I've been through 4 pairs of wellies this year, granted they were all around the £15-20 mark but it's clearly a total false economy. 
Can you please help me, I've been searching online and my head is spinning with the choice 

What wellies do you love, what have been a disappointment and why? 
I'm going to get some for Christmas (max £100) and want some that last a good few years, ideally. I wear them every day for at least 6 months of the year.

I know Hunters are now made in China and are to be avoided. I was thinking about Aigle Parcours... What do you think?

Any advice would be gratefully received x


----------



## Elles (Aug 15, 2011)

I have the Aigle Parcours, love them and with horses and a dog I spend most of my time wearing them.
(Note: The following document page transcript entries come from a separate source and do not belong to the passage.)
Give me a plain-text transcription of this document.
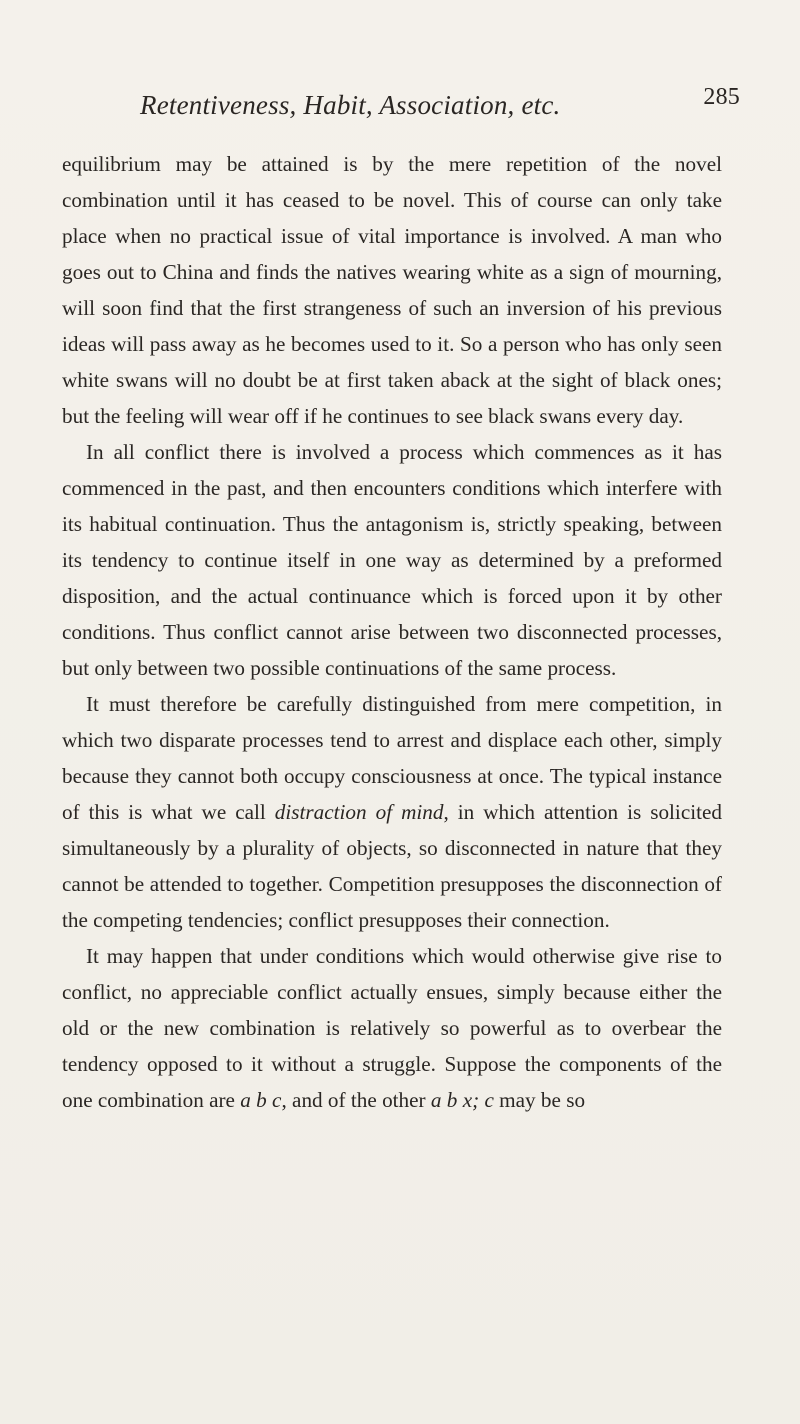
Retentiveness, Habit, Association, etc.	285

equilibrium may be attained is by the mere repetition of the novel combination until it has ceased to be novel. This of course can only take place when no practical issue of vital importance is involved. A man who goes out to China and finds the natives wearing white as a sign of mourning, will soon find that the first strangeness of such an inversion of his previous ideas will pass away as he becomes used to it. So a person who has only seen white swans will no doubt be at first taken aback at the sight of black ones; but the feeling will wear off if he continues to see black swans every day.

In all conflict there is involved a process which commences as it has commenced in the past, and then encounters conditions which interfere with its habitual continuation. Thus the antagonism is, strictly speaking, between its tendency to continue itself in one way as determined by a preformed disposition, and the actual continuance which is forced upon it by other conditions. Thus conflict cannot arise between two disconnected processes, but only between two possible continuations of the same process.

It must therefore be carefully distinguished from mere competition, in which two disparate processes tend to arrest and displace each other, simply because they cannot both occupy consciousness at once. The typical instance of this is what we call distraction of mind, in which attention is solicited simultaneously by a plurality of objects, so disconnected in nature that they cannot be attended to together. Competition presupposes the disconnection of the competing tendencies; conflict presupposes their connection.

It may happen that under conditions which would otherwise give rise to conflict, no appreciable conflict actually ensues, simply because either the old or the new combination is relatively so powerful as to overbear the tendency opposed to it without a struggle. Suppose the components of the one combination are a b c, and of the other a b x; c may be so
I've tried loads of others and these are the best so far by a mile and are lasting well. Other people may have different experiences of course.


----------



## Barkers Pet Services (Sep 21, 2015)

Ah that's great, thanks so much for your response. 
Parcours are looking good


----------



## toffee44 (Oct 21, 2011)

Just killed second pair of aigle parcours ARGH. (Both pairs lasted 2 years) 
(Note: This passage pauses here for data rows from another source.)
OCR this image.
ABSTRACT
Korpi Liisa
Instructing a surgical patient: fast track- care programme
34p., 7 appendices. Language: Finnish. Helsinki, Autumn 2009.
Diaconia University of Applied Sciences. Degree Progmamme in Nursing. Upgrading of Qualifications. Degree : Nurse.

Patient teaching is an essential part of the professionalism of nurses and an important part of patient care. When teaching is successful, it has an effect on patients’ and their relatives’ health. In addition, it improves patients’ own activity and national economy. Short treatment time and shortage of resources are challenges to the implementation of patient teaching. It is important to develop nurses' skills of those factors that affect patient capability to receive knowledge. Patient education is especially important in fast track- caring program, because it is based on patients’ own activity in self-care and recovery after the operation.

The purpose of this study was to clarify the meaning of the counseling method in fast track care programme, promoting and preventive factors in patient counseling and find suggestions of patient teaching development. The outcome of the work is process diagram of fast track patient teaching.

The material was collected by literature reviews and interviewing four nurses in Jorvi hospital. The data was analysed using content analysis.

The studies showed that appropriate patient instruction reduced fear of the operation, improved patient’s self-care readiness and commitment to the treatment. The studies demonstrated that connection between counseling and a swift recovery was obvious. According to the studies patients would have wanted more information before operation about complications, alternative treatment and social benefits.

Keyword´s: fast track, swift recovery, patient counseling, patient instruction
I'm gonna look at Dunlop boots there is a larger range online.


----------



## toffee44 (Oct 21, 2011)

Must stress I ride in them a bit. Prob the reason I kill them


----------



## Barkers Pet Services (Sep 21, 2015)

Well I've gone and bought some wellies, They've literally been delivered this evening. After much research I've gone for Rockfish in the end.
I was a moment away from clicking the 'buy now' button for a pair of parcours but I suddenly thought they looked as though they might not slip off easily - I go in and out of people's houses each day collecting/dropping off dogs for walking and take off my (muddy) wellies at the door so I'm constantly dragging them on and off.
They fit lovely and initial thoughts are that I'm extremely happy but only time will truly tell.
I really appreciate the replies. If I get 2 years out these I'll be happy as I got them half price on Amazon - bonus!


----------



## Ninki99 (Jan 5, 2016)

My favourite by far is any Ariat boot. They can be a bit expensive, but once I took the plunge I never looked back and my feet have never been happier. I do loads of ground work every day with various horses so I spend a lot of time on my feet.


----------



## KnutsfordVets (Jan 19, 2016)

Hunters definitely not what they used to be!


----------



## FeelTheBern (Jan 13, 2016)

Boots for horses? Sounds adorable.


----------



## KMSolomon (Nov 15, 2013)

I feel your pain! I got some Muck Boots, Artic Adventure boots at christmas and I wear them for the horse duties/gundog training/dog walking! They are so light, comfortable and warm. Defy exceeded my expectation, they was £90 and I absolutely love them. Cant recommend them highly enough,


----------